Patrick G. Landes
So I’m beginning to see a trend here. The culturally normal clothes that women wear, shape of their bodies, and their economic and social activities vastly put them in a position to be to be taken advantage of by men. These norms, of course, are created to place men in a position to manipulate women and dominate society based on gender and sex lines. It is true that men have made binds on themselves which value both a wealthy and muscular appearance and an aggressive personality, and breeches in this image have severe consequences, but men as a whole have not been put at a global socioeconomic disadvantage as women have. It kind of annoyed me that Naryan went such a roundabout way to illustrate this while Brumburg and Jackson went right to the punch. I also very much appreciated Stabile and Kumar’s analysis of journalism and how it casts an evil image of how foreign people treat women while we have significant gender oppression in the United States as well.
Since we’re focusing on how images of femininity are created by men and the negative impacts it has on women I’d like to bring some attention an extremes of the spectrum:
If you have ~30 minutes of extra procrastination time, I would encourage you to read this short article and watch at least some of this 20 minute movie and then think about what sort of psychic manipulation one would have to go through to contort oneself like this woman has in order to become a feminine ideal. But maybe I misspoke earlier when I said that this was an extreme example–women who contort themselves to fit western ideals of feminine beauty are common, particularly at Conn. There’s little to no acceptance of the “freshman 15” here for women at Conn. There is an epidemic of body shaming here just as there is in Saudi Arabia or areas dominated by the Taliban–only the men in these areas have gone a step further by fully taking women out of all public and economic spheres, rather than putting them at a vast disadvantage as we have done here.

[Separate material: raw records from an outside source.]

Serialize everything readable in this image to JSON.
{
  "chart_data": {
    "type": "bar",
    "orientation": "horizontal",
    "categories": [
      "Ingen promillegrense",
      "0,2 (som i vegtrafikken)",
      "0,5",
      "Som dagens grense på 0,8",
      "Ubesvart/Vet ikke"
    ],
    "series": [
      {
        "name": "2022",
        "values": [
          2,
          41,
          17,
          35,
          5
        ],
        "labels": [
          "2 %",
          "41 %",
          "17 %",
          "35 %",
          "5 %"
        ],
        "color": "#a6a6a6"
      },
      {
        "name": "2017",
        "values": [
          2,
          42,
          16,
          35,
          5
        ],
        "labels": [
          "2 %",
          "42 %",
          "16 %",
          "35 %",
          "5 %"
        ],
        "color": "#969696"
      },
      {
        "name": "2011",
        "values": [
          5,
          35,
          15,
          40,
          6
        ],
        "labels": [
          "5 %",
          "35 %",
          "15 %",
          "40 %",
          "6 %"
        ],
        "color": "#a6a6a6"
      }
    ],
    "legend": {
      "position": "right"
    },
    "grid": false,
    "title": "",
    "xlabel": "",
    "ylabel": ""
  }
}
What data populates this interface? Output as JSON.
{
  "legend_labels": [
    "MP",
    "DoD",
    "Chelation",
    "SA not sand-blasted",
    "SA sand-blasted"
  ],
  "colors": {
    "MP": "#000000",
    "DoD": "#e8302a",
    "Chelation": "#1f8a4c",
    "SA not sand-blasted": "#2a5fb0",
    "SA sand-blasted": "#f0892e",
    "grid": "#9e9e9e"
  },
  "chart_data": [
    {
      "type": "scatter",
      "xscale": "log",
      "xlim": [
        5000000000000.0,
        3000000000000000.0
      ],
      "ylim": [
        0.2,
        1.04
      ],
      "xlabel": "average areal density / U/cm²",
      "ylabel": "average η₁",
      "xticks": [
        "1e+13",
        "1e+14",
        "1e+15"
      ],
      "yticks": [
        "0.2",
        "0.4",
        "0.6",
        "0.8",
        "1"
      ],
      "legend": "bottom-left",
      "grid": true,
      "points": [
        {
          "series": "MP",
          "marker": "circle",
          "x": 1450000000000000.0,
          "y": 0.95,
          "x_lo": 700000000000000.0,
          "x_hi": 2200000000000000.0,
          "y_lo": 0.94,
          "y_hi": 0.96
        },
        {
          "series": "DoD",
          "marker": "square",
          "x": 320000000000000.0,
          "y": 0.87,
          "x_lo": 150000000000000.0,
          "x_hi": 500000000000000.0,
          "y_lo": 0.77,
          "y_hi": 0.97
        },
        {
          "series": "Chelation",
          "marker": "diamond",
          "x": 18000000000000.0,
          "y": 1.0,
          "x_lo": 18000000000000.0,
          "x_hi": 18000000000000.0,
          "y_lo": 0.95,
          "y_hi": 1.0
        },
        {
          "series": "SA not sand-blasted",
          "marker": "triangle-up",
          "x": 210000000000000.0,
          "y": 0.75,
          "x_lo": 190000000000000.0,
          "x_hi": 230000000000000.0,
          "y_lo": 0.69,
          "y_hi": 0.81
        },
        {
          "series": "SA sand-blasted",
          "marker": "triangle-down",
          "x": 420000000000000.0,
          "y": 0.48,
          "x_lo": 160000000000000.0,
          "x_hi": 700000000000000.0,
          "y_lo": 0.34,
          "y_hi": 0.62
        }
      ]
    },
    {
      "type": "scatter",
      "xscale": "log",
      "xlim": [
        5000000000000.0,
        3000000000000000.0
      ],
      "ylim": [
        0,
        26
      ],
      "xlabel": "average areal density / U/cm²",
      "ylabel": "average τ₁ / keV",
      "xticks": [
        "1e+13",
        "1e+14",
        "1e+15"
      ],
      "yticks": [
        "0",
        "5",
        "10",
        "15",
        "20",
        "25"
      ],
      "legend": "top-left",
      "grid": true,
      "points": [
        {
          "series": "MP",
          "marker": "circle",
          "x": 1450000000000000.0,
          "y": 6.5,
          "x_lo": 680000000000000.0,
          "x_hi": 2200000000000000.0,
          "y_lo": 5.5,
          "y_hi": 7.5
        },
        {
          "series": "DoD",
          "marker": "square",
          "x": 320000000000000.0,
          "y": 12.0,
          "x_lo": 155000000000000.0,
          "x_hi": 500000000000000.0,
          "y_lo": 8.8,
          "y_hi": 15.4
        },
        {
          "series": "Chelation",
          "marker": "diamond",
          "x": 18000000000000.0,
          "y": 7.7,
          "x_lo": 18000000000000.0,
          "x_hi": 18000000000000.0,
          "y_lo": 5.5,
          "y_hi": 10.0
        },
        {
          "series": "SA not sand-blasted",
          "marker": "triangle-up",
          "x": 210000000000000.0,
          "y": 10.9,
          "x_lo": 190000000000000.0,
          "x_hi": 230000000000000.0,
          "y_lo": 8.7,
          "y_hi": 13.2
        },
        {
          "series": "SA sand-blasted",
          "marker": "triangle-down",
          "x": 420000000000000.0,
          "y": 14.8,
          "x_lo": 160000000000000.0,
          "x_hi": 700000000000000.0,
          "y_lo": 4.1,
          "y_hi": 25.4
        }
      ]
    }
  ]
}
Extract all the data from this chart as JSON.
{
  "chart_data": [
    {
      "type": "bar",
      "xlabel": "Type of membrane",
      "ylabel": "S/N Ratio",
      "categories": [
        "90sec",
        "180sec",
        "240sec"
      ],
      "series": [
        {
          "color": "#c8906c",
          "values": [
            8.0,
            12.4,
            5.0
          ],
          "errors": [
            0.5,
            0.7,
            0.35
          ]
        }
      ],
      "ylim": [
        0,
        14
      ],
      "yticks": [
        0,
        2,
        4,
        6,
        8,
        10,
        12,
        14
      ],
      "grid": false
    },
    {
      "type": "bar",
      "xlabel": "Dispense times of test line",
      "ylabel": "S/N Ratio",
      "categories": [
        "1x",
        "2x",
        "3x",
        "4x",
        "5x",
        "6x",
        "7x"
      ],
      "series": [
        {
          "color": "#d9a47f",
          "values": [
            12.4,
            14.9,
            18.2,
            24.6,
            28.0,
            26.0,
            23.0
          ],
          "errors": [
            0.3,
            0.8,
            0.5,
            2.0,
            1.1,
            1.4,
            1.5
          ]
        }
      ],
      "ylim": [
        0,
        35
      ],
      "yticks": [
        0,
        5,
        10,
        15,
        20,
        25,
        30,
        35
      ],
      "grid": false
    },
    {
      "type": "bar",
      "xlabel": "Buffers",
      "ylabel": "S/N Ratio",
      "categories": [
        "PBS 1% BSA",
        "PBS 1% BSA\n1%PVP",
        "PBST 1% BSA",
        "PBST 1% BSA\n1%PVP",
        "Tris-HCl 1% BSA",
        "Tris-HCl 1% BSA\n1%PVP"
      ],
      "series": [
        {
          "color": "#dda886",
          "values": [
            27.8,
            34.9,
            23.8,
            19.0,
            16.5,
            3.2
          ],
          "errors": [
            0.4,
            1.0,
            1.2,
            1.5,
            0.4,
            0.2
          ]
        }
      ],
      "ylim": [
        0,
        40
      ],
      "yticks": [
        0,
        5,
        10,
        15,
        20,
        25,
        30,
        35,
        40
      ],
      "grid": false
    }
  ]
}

I’d like to now turn to the Oscars now because it just happened yesterday. I didn’t watch it (although I did catch a few clips) because I generally don’t like to see the very images of what patriarchy says we should be parading around and being praised. Hero worship and body shaming everywhere. I think it’s great that Lupita Nyong’o won for her role in 12 Years a Slave, however she doesn’t really break the ultra-skinny feminine image that makes her “beautiful” in the eyes of old white men. It is, at most, a small dent in the immense steel wall of white male hegemony. I could go on about different celebrities, but I think I’ve made my point. Hollywood does not ever portray real life because they have to make things beautiful–people pay to see beautiful people on screen. I’ve not actually seen 12 Years a Slave, but I can assure you that she was picked because of her beauty that matched white standards.